I learned lessons about independent perspectives, about keeping your nerve and being supported by the corporation because they believed in their employees. I participated in analyst and researcher meetings where software specialists would crucify Microsoft, describing it as the worst thing that had ever happened to computer software because it held innovation back... oh and it was a monopoly, and thus undermined the aspirations of contemporary capitalism to offer opportunities for innovators. The advent of Google and the rapid shift in computing since Google has shown my colleagues to be correct.

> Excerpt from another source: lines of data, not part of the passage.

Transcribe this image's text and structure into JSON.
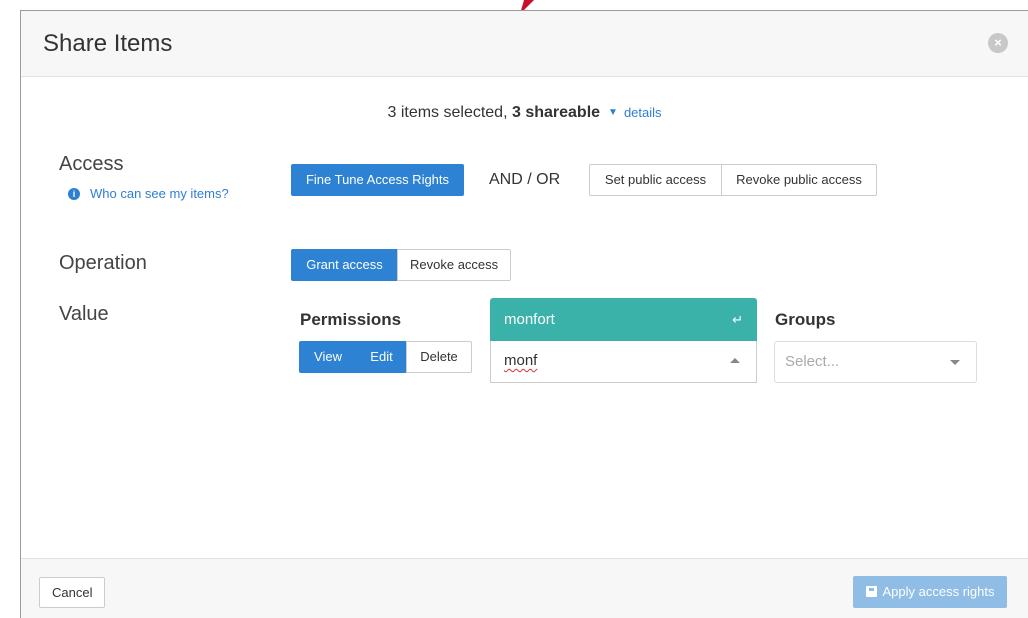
{
  "modal": {
    "title": "Share Items",
    "close_glyph": "×"
  },
  "summary": {
    "count_text": "3 items selected,",
    "shareable_text": "3 shareable",
    "caret_glyph": "▼",
    "details_link": "details"
  },
  "access": {
    "label": "Access",
    "help_link": "Who can see my items?",
    "info_glyph": "i",
    "fine_tune_button": "Fine Tune Access Rights",
    "and_or": "AND / OR",
    "set_public_button": "Set public access",
    "revoke_public_button": "Revoke public access"
  },
  "operation": {
    "label": "Operation",
    "grant_button": "Grant access",
    "revoke_button": "Revoke access",
    "selected": "Grant access"
  },
  "value": {
    "label": "Value",
    "permissions": {
      "heading": "Permissions",
      "view": "View",
      "edit": "Edit",
      "delete": "Delete",
      "selected": [
        "View",
        "Edit"
      ]
    },
    "user_select": {
      "highlighted_option": "monfort",
      "enter_glyph": "↵",
      "typed_value": "monf"
    },
    "groups": {
      "heading": "Groups",
      "placeholder": "Select..."
    }
  },
  "footer": {
    "cancel_button": "Cancel",
    "apply_button": "Apply access rights"
  },
  "colors": {
    "primary": "#2d82d4",
    "highlight": "#3ab2aa",
    "disabled_primary": "#8fbde6",
    "arrow_red": "#c8102e"
  }
}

They'd say in 2001 that Microsoft has held back innovative software computing by 15-20 years!  

This represented independent thinking and business acumen rolled into the best brains in the business.

The second example that comes to mind also highlights the difference between Apple and Innovative Americans.  This was an anecdote told to me when I was chairing the Melbourne-Boston Sister City Association. In 2009 the chair of that organization Rob Trenberth went to a Harvard reunion. The global financial collapse was well advanced. According to Rob, the Professoriate at Harvard were in crisis, perhaps even horrified by the realisation that much of the illicit activity undertaken on Wall Street that caused the crash was due to the actions of Harvard Business School graduates. As a result ethics became a key part of the curricula and training at Harvard Business School. (They already had the envious reputation of having had Enron's Jeffrey Skilling graduate from HBS - it doesn't get much worse than that!)  

It's a fine line between Apple Americans and Innovation Americans. The concepts that makes Innovation appealing are those where the angels of a better business nature are inscribed in the American belief in redemption through renewal and reinvention.